On 8/13/07, K P kpbotany@gmail.com wrote:
On 8/13/07, Thomas Dalton thomas.dalton@gmail.com wrote:
Seems like all it would take to solve this dilemma is an encrypted proxy that delivers the decryption code(s) to the WMF developers. So the editor gets privacy from User:JoeSchmoe but Wikipedians with a certain level of permissions could determine the point of origin.
Logging in does exactly that. It hides your IP address from anyone without the checkuser bit.
Something like that would come in very handy for the editors from mainland China, and a couple of smaller countries that firewall access.
That's not a matter of hiding your identity, it's a matter of hiding the identity of the site you are viewing. Anonymous proxies/TOR do both, but they are different things.
Except this list has pretty much established to me that checkuser is used to satisfy curiosity, to find out who is using Tors, and other political reasons, so, logging in isn't any level of security, when it isn't strictly used for its purposes.
Exactly.

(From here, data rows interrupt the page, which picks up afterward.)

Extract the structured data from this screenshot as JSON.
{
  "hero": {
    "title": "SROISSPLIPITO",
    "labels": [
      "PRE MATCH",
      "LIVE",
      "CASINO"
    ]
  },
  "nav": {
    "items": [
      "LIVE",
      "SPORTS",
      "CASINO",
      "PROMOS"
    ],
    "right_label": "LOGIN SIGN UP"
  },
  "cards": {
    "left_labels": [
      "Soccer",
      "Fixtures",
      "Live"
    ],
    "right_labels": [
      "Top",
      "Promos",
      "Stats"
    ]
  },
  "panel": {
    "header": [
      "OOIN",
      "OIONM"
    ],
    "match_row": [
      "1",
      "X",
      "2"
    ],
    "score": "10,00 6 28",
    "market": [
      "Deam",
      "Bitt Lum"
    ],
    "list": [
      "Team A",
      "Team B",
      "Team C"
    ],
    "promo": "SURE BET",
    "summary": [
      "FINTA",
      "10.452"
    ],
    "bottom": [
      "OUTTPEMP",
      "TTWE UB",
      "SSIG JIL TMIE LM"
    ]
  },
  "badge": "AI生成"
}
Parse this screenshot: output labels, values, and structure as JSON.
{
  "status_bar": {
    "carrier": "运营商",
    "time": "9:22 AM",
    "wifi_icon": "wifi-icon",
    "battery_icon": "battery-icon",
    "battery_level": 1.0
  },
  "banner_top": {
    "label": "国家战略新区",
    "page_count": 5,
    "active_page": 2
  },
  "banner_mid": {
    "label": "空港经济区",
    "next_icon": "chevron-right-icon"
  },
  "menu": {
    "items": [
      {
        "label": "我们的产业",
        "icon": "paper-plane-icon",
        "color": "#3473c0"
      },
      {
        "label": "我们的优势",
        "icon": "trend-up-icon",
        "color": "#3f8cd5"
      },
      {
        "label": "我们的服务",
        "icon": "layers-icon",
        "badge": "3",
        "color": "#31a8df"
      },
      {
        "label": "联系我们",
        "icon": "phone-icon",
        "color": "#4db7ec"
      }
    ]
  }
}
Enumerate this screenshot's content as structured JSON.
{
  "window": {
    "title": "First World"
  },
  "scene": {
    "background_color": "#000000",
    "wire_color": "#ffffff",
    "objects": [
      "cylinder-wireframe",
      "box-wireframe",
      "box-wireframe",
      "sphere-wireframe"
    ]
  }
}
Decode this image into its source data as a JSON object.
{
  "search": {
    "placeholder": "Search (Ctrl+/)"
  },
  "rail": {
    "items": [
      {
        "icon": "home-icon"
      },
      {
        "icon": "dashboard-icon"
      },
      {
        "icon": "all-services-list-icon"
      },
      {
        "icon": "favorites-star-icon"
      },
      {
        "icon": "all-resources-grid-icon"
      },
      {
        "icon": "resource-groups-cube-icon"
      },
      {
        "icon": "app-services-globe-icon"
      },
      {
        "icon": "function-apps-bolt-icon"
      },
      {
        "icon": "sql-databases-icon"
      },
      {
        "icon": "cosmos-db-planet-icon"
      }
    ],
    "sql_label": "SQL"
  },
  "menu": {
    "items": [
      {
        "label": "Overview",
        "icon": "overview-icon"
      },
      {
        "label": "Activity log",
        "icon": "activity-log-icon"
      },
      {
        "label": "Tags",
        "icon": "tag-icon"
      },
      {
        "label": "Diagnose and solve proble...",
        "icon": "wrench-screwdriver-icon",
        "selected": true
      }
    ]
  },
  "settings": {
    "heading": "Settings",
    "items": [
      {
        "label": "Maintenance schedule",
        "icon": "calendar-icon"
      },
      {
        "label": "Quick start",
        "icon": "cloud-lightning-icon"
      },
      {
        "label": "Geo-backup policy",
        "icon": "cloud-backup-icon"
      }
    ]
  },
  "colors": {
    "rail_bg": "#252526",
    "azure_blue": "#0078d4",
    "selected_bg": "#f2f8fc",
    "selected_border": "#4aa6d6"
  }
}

Some of the people with checkuser can't be trusted. Answer me this: has AB ever been checkusered? Have I?
The last time I alluded to people with checkuser abusing their power I was told privately to contact the privacy ombudsman. But recent discussion on foundation-l has concluded that the privacy ombudsman has no power over inappropriate use of checkuser, because inappropriate use of checkuser is not a violation of the privacy policy.